His voice cracks again, and this time he’s not fast enough to stop the tears from rushing to his eyes. They don’t fall—he blinks them back.
Satine’s voice is brittle too as she whispers. “I know.”
It feels like it’s all been wasted. Like his whole life has been an attempt to love these people he’s lost anyway. And he doesn’t know—he doesn’t know. There’s no end to that sentence. It’s a sentence itself.
It occurs to him that Satine probably does know—at least, to some degree, what this feeling is like. For there to have been some different path she could’ve taken, one where Obi-Wan would’ve still been alive. But he can’t find the words to articulate this to her, or maybe he just doesn’t want to. His vision’s still blurry and wet. His eyes won’t find hers.
Still, he tells her this. “He loved you.”
“I know.”
And he wonders if, like him, she isn’t sure either. Or maybe, if it all feels like a dream now, distant and blurry and imaginary.
He knows he should give her more. That he should ask her how she’s really doing, tell her he’s sorry and that she does have a right to grieve him too, that he doesn’t know why he said what he said before. But the awful thing is, he doesn’t have the energy. That’s something no one tells you about grief either: you don’t know how to be yourself anymore. How to do the things you know you should. How to apologize when grief becomes your words and your actions and your heart.
Silently, he finishes his drink. It’s his fifth. Or possibly sixth. And finally, asks the only thing he can force himself to say.
“Do you have a ride home?”
Satine shrugs. “My pilot’s at the Temple. I’m staying in the Dignitaries’ Suites in the Senate Dome.”

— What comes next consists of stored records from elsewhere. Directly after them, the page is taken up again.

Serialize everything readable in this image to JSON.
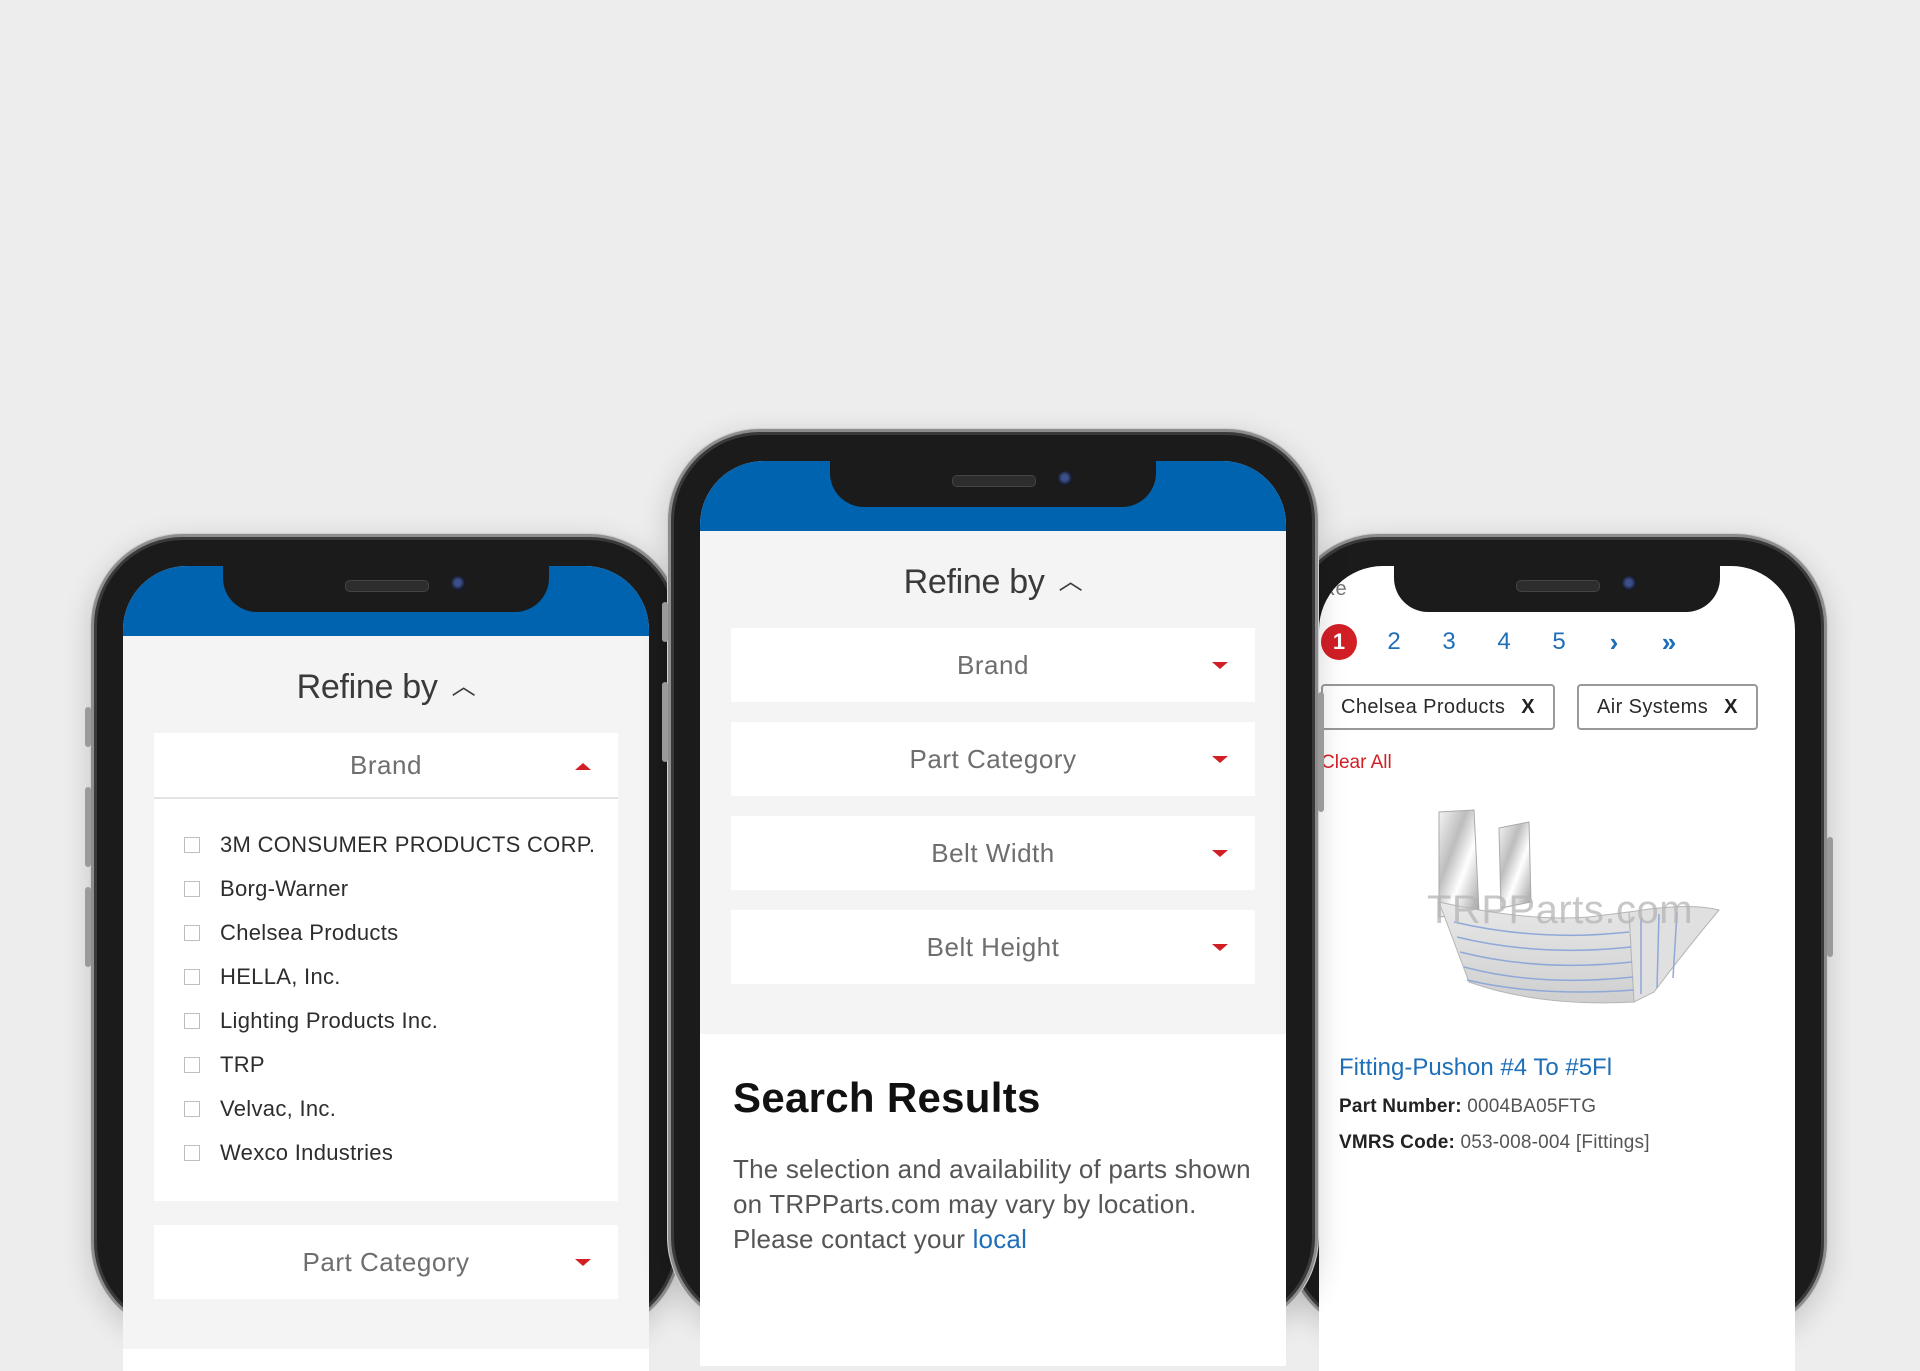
{
  "left_phone": {
    "refine_title": "Refine by",
    "open_facet": "Brand",
    "brands": [
      "3M CONSUMER PRODUCTS CORP.",
      "Borg-Warner",
      "Chelsea Products",
      "HELLA, Inc.",
      "Lighting Products Inc.",
      "TRP",
      "Velvac, Inc.",
      "Wexco Industries"
    ],
    "next_facet": "Part Category"
  },
  "center_phone": {
    "refine_title": "Refine by",
    "facets": [
      "Brand",
      "Part Category",
      "Belt Width",
      "Belt Height"
    ],
    "results_title": "Search Results",
    "results_text": "The selection and availability of parts shown on TRPParts.com may vary by location. Please contact your ",
    "results_link": "local"
  },
  "right_phone": {
    "cut_text": "Re",
    "pages": [
      "1",
      "2",
      "3",
      "4",
      "5"
    ],
    "next_glyph": "›",
    "last_glyph": "»",
    "filters": [
      "Chelsea Products",
      "Air Systems"
    ],
    "remove_glyph": "X",
    "clear_all": "Clear All",
    "watermark": "TRPParts.com",
    "product_name": "Fitting-Pushon #4 To #5Fl",
    "part_number_label": "Part Number:",
    "part_number": "0004BA05FTG",
    "vmrs_label": "VMRS Code:",
    "vmrs_code": "053-008-004 [Fittings]"
  },
  "colors": {
    "brand_blue": "#0063b0",
    "accent_red": "#d21f26",
    "link_blue": "#1e6fb8"
  }
}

He nods. And suddenly he feels so stupid—he’s sitting here in a dive bar with the one person in the galaxy who might actually understand the enormous black hole in his chest, and he somehow hasn’t managed to say a single thing that matters. He wants to cry. Wants to tell her every single memory that’s popped into his head these past few days, how Obi-Wan couldn't stand mustard on his sandwiches, how Obi-Wan rubbed his back all night when he was up sick with the stomach bug when he was ten, how Obi-Wan used to drum his fingers on the controls of the ship because piloting made him nervous, how Obi-Wan’s laugh sounded like every good thing in the galaxy piled together. How losing him felt like he’d been hollowed out, like a lightsaber had swept through his insides and cauterized the wound, leaving only this empty, burnt up thing in his chest where his heart should be.
Satine’s eyes are red. She finishes her drink.
Anakin stands and pushes in his bar stool and draws his hood back up to his ears as he says, softly, “I’ll walk you there.”